USM celebrates Human Rights Week
Published: Tuesday, November 13, 2012
Updated: Tuesday, November 13, 2012 00:11
The Center for Human Rights and Civil Liberties at the University of Southern Mississippi is hosting its second annual Human Rights Week this week to bring a melting pot of fun, education and culture to campus.
Events ranging from tabling to marches will be held throughout the week. The events are free and sponsored by the Center for Human Rights and other various student organizations.
Affiliated student organizations include Amnesty International, Bachelors of Social Work Club (BSW), Feminist Majority Leadership Alliance (FMLA), Golden Eagle Intertribal Society, Secular Student Alliance and Students for Human Rights.
The FMLA started the events yesterday morning with a tabling in Shoemaker Square titled “What is Feminism?”
“Many people have misconceptions about feminism and feminists,” said co-moderator for the Center for Human Rights Stephanie Craig. “The FMLA had a table set up in Shoemaker Square to explain what feminism is and why it’s important in today’s society.”
Later that day, the Intertribal Society held a panel on Native American human rights issues in the Liberal Arts Building.
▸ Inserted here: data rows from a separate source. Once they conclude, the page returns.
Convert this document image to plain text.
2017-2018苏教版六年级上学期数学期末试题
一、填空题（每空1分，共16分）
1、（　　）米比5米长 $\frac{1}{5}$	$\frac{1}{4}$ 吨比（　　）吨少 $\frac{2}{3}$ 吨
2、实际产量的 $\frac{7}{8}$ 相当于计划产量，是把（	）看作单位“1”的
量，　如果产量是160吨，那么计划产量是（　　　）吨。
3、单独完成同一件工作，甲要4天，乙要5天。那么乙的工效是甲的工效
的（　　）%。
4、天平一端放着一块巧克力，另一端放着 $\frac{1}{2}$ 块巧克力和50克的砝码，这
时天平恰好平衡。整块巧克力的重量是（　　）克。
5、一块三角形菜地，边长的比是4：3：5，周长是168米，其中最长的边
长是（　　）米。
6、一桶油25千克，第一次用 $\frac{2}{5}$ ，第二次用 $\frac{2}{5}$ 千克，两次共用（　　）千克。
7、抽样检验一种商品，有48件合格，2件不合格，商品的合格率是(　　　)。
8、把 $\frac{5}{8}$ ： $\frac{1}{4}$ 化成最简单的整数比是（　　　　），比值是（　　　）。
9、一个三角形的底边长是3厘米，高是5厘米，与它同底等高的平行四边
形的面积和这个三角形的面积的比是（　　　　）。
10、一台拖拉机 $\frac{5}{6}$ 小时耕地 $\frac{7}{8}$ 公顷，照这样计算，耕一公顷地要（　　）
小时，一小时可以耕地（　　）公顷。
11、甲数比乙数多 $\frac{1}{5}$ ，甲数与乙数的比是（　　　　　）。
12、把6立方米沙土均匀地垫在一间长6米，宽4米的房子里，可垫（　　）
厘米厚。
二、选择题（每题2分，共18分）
The panel opened with a demonstration of traditional Native American hoop dancing, followed by a discussion of Native American issues with members of the Choctaw, Coushatta and Lakota tribes.
Next, the FMLA held a screening and discussion of the film “Half the Sky,” a film about women’s rights and issues across the globe.
Today at noon, the BSW is holding a fundraiser/tabling for the Foundation Against Child Exploitation & Human Trafficking (F.A.C.E) in Shoemaker Square. “It’s an information exchange and fundraiser,” said Madeline Carter, co-moderator for the Center for Human Rights. “Donate a dollar, learn about a great foundation and what they do and get a basket containing various USM paraphernalia.”
At 6:30 p.m., the Secular Student Alliance is holding the “Ask-an-Atheist” panel in the Gonzales Auditorium of the LAB.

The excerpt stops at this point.